When Libraries Are Destroyed,
Bad Memories Drive the Protest
When the New York Police Department raided the Occupy Wall Street encampment in Zuccotti Park, Lower Manhattan, last Tuesday, destroying its free makeshift library, it unwittingly joined a sad and brutal roll call of fanatics that stretches back many centuries.
The NYPD became just the newest member of an infamous club that includes the Taliban, German Nazis, the Khmer Rouge, Imperial Japanese forces, The British Empire, the Catholic Church, and an assortment of despots and bloody occupation armies across time, religions, cultures and ideologies.
All at one time or another, have been singled out by history for being responsible of the destruction of millions of books. The volumes will never be recovered or even identified, and those who did away with them exist now mainly under the general banner of scourge. But what has been lost to mankind certainly goes way beyond their horrific deeds.

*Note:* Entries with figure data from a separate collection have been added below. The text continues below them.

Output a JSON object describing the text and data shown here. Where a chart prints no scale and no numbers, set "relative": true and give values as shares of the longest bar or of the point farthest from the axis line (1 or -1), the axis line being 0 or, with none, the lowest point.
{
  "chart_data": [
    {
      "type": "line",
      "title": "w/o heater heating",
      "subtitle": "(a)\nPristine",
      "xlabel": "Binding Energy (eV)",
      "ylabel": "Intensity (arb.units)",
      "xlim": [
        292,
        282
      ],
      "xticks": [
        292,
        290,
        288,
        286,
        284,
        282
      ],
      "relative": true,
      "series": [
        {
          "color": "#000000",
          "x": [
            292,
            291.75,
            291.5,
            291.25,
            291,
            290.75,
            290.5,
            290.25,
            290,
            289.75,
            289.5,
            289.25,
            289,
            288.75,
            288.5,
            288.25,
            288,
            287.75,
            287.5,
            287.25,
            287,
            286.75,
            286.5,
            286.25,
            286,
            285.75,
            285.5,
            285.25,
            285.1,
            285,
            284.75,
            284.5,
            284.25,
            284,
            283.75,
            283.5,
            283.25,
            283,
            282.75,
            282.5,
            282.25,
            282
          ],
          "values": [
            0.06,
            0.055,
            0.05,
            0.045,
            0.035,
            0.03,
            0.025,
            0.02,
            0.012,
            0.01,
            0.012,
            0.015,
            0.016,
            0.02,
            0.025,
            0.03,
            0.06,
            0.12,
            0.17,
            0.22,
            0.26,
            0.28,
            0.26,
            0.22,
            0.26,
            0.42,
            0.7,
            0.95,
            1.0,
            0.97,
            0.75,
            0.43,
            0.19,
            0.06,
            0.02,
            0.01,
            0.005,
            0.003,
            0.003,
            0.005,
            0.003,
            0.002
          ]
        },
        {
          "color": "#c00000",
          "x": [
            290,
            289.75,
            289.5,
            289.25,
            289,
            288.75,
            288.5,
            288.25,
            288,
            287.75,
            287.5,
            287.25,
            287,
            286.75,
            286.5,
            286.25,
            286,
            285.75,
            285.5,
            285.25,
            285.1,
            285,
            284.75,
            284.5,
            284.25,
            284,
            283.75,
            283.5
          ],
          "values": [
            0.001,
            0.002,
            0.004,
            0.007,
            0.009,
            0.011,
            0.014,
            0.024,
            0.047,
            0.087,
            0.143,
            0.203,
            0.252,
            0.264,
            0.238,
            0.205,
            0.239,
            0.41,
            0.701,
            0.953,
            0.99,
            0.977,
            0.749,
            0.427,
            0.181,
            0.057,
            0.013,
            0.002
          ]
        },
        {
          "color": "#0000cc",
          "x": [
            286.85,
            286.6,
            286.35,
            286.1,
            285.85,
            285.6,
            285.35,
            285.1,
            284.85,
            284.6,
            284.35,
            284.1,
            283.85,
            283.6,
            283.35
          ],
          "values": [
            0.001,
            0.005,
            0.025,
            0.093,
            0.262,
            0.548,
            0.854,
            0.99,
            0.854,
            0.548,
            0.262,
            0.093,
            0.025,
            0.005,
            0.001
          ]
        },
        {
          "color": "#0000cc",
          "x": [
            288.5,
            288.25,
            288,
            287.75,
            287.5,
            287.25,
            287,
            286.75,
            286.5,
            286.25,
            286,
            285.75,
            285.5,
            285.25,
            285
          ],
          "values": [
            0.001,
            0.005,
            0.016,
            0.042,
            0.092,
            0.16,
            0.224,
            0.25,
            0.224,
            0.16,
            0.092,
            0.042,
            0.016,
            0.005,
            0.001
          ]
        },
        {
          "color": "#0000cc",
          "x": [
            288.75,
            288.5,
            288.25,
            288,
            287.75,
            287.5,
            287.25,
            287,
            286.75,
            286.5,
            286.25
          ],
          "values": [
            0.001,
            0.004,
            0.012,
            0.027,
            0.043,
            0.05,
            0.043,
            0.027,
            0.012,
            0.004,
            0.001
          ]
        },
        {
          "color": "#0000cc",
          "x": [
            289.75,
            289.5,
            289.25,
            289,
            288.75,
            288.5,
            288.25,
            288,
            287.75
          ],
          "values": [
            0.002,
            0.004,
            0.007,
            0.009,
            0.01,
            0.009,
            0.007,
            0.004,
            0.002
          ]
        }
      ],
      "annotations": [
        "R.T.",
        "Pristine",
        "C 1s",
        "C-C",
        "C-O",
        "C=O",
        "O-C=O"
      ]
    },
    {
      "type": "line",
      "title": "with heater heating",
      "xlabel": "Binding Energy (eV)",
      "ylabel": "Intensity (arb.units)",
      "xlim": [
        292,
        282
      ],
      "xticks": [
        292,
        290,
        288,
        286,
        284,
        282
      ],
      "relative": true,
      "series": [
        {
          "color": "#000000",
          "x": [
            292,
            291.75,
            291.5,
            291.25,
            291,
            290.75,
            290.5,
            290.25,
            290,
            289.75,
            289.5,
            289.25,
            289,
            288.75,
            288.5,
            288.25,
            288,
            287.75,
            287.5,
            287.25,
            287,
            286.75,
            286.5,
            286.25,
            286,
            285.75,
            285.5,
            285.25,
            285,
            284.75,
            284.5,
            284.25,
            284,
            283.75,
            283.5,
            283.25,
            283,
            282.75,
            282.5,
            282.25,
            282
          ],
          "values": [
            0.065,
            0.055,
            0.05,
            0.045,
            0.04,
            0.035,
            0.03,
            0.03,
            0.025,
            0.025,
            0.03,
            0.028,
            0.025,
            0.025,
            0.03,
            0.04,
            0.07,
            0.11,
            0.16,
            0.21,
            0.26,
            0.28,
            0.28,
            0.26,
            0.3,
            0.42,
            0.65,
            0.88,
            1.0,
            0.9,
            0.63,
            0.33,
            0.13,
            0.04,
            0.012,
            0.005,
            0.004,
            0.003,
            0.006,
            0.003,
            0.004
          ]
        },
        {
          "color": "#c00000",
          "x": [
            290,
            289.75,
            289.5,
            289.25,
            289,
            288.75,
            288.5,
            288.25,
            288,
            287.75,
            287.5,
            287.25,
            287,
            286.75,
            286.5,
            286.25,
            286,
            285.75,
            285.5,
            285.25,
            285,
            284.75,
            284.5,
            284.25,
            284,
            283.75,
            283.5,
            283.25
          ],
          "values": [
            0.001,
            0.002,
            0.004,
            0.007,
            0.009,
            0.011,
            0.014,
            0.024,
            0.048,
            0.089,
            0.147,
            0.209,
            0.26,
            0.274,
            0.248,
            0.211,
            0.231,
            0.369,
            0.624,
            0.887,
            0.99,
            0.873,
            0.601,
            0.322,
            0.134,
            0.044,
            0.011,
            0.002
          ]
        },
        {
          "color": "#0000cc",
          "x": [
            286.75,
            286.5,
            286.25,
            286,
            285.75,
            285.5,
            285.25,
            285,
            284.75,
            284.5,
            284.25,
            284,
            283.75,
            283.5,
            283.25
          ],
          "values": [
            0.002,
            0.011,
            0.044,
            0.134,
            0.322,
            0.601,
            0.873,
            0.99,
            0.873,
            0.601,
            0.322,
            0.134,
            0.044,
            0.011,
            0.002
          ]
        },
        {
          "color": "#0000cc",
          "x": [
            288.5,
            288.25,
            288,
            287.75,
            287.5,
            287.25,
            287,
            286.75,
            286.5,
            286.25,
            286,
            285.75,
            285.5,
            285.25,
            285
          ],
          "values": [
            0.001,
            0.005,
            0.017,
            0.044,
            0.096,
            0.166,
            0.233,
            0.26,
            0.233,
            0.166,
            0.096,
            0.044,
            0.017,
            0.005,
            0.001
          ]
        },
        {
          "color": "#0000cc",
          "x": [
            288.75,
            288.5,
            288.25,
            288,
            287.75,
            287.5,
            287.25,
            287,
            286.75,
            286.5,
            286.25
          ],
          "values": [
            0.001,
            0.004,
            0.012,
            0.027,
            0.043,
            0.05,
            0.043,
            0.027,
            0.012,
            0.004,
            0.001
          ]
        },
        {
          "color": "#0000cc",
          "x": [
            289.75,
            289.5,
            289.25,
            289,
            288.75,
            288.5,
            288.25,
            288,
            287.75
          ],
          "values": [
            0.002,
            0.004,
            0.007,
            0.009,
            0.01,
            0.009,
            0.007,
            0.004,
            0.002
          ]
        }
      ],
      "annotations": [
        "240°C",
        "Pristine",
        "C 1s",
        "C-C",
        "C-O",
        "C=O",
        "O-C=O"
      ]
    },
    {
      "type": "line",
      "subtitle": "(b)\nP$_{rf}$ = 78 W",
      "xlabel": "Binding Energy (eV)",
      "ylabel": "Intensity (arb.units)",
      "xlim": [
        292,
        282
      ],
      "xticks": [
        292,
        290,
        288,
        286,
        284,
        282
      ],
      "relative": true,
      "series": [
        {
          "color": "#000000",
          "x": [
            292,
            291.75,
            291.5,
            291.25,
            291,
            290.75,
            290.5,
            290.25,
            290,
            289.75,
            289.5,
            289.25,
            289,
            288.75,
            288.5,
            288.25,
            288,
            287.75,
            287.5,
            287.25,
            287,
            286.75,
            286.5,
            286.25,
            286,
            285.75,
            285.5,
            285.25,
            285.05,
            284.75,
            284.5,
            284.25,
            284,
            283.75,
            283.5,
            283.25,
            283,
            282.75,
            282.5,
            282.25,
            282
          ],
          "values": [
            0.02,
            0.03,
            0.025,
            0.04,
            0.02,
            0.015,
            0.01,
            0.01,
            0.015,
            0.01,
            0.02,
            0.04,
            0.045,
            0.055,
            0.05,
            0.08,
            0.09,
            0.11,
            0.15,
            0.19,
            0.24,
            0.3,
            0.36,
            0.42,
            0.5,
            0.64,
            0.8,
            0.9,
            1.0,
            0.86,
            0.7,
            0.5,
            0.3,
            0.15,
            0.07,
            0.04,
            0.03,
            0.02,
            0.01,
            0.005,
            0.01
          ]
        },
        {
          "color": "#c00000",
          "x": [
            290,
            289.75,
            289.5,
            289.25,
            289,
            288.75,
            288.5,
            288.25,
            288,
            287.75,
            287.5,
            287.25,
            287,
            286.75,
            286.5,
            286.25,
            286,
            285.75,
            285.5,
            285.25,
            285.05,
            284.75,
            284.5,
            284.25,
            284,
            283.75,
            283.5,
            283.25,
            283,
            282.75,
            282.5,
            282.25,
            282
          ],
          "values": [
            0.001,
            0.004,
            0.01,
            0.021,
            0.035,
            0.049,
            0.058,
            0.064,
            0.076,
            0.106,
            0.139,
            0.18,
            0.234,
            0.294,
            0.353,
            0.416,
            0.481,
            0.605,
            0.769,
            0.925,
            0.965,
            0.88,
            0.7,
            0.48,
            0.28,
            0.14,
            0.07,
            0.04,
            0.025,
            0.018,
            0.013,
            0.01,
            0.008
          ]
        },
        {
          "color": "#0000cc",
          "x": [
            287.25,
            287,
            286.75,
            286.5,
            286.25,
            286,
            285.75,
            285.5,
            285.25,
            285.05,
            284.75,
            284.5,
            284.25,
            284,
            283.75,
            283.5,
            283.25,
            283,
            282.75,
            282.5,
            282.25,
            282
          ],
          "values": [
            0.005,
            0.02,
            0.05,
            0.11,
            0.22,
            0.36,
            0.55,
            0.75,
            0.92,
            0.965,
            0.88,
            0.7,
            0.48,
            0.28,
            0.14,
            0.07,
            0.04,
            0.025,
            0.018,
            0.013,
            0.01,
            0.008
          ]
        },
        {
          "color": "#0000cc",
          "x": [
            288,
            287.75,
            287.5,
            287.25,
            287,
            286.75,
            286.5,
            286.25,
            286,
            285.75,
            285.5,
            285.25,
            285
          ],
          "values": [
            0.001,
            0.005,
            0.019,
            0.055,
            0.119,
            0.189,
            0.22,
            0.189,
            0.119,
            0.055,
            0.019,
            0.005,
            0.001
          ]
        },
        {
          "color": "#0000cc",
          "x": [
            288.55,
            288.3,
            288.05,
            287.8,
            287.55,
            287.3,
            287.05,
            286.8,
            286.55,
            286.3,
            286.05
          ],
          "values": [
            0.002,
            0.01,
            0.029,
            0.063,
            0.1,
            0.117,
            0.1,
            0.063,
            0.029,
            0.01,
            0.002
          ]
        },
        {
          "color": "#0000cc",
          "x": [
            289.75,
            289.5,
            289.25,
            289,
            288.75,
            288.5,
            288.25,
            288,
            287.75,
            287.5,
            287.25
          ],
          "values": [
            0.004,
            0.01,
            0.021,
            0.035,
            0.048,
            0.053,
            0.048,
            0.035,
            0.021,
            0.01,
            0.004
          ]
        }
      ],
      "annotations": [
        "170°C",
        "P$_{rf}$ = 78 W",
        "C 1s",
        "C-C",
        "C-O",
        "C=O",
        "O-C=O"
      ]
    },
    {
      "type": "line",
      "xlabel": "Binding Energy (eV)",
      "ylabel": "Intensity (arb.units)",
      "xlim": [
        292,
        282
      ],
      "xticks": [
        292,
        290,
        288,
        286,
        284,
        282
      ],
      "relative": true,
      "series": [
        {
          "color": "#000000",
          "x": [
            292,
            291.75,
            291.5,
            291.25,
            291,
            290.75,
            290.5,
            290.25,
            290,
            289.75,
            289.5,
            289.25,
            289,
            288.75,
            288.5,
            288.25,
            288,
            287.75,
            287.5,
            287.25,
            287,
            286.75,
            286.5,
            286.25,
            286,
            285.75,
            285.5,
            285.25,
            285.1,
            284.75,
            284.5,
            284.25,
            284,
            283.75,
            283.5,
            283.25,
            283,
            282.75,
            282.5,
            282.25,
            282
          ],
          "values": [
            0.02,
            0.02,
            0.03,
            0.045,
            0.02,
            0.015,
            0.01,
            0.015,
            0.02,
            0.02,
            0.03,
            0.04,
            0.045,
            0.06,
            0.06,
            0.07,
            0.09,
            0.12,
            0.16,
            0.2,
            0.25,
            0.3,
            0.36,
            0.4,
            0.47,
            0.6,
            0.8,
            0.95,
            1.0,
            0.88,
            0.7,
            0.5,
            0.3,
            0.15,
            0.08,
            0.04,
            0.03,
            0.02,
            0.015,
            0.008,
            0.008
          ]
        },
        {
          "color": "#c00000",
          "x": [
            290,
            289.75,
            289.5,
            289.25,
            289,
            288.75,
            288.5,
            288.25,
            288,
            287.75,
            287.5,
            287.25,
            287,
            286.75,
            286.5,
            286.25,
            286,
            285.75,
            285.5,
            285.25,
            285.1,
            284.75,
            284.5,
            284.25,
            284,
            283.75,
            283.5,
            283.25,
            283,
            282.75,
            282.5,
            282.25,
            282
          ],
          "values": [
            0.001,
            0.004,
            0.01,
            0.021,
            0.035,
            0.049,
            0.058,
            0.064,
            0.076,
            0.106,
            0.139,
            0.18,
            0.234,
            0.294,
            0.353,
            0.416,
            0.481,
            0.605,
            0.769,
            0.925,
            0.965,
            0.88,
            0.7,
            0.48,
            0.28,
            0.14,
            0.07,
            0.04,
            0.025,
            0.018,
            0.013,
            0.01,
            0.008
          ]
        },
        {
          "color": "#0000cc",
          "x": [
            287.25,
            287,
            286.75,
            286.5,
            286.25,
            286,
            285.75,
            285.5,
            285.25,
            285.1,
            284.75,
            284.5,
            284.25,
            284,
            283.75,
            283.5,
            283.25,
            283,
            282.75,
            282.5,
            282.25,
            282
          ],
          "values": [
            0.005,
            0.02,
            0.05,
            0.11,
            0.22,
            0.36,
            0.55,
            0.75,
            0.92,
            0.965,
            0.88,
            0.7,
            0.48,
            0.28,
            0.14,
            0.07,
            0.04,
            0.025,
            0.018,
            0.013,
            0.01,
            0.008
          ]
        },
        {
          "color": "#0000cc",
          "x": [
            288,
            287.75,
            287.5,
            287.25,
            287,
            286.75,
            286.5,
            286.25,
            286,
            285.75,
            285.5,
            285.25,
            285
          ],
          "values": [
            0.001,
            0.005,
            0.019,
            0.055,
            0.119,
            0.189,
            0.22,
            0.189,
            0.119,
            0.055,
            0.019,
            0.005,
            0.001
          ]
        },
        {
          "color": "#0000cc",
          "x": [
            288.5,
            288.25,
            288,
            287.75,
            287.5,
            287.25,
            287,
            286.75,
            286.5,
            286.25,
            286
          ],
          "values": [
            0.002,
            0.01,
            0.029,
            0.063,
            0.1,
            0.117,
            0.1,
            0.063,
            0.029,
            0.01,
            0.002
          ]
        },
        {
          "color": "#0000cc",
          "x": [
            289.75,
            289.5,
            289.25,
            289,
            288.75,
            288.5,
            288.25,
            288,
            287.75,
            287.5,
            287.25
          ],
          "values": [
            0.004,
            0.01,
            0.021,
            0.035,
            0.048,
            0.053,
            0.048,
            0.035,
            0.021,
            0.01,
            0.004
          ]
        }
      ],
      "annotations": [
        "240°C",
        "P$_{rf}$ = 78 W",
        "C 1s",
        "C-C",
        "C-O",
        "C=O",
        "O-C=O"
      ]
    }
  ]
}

Even before Gutenberg officially invented the modern print, books were perceived as a threat to power. Thus, the way the police confiscated the 5,000-odd volumes covering a wide array of subjects that had been donated to the OWS movement, was but a small, albeit not new, metaphor that adds dramatic colors to some of the motivations behind the violent raid.
THE THREAT OF WORDS
Starting by the three consecutive episodes of destruction of the mythical Library of Alexandria, whose dates and culprits are still source of vicious debate, up to books, real or imagined, that were branded too ‘dangerous’ to be around and therefore were either burned or kept in secret chambers for centuries, the repetitive aggression against published thoughts seem to encapsulate mankind’s struggle against itself.
Man is capable of creating enduring works of meaning and depth, which inform and dimension our walk on this planet. On a darker side, however, we’re equally capable of swiftly erase them all, perhaps in an obviously fool’s errand task of rescuing a prior state of blissful ignorance.
No wonder that ancient institutions such as the church and the pretty much every military order and secret society that has ever been, are still believed to have control over an inestimable trove of knowledge written by men whose identity and lives may have been lost forever to history.
COOKING THE BOOKS
As the OWS starts building its already third free library, honoring and regarding them as integral companion pieces of the movement, the grim parallel of the destruction of the previous collections with the many similarly despicable events throughout the centuries, however the difference of scale, cannot be missed.
The classic Ray Bradbury novel, Fahrenheit 451, comes first to mind, if one forgets for a minute that the title itself corresponds to the temperature needed to burn books. In it, an authoritarian society of the future (the book was published in 1953, so the future is now, so to speak) outlaws books and firemen are their designated enforcers.
The fact that Bradbury wrote the entire novel on a pay typewriter in the basement of the UCLA’s Powell Library, is but one of the many quirky asides and enduring works that it’s inspired since. That includes the classic François Truffaut film version, and the Michael Moore’s documentary about 9/11.
But it’s another movie, Peter Greenaway’s Prospero Books, an adaptation of William Shakespeare’s The Tempest, that packs the most controversial punch on the issue of books as untouchable world treasures.
The director places Prospero, the tormented father consumed by his failed relationship with his daughter Miranda, as the narrator of the drama. In a a satisfying but risqué dramatic resolution, marvelously performed by the late British actor John Gielgud in the title role, Prospero destroys his books.
Criticism piled up about the scene which, according to some authors, symbolizes an attempt to destroy reality itself. But it could also be interpreted, others argue, as a sobering reminder of the risks of unrestrained power.
If one considers that books can be stand-ins for lives and for memory itself, then when the protagonist exercises his power, he does it in the most deleterious way, effectively erasing from existence what and who he ultimately disagrees with.
THE THIRD EDITION
But not to worry, at least not for now. We’re absolutely not suggesting that members of the NYPD should’ve kept their knowledge of literature and film history current, before invading the OWS encampment. Or that even knowing that they could potentially be compared to some of the historic scourge of mankind would’ve prevented a few donated books from making it to the city’s landfills.
And it would be naive, and frankly, a stretch, to believe that the destruction of what’s known as the OWS People’s Library, third version, is the iconic fact that may indicate the dept of the repression the movement faced in its infancy, circa 2011, for historians and revolutionaries of the future.
We’d, though, be very careful before going around and emulating past documented acts of truculence and brutality, even when not directed at people but to objects, because these things have a way of creating legs and walking on their own.
ONE FOR THE BOOKS
Even for a current low-ranking member of the New York Finest, it’d be a contentious issue, several years from now, to argue with a young relative about one’s role in such an indefensible act. As Nazis and serial killers well know, for certain crimes there’s no such an excuse as, I can’t remember, or it was a long, long time ago.
– But, grandpa, it says here, that it was your precinct that invaded the park that November. Were you there too?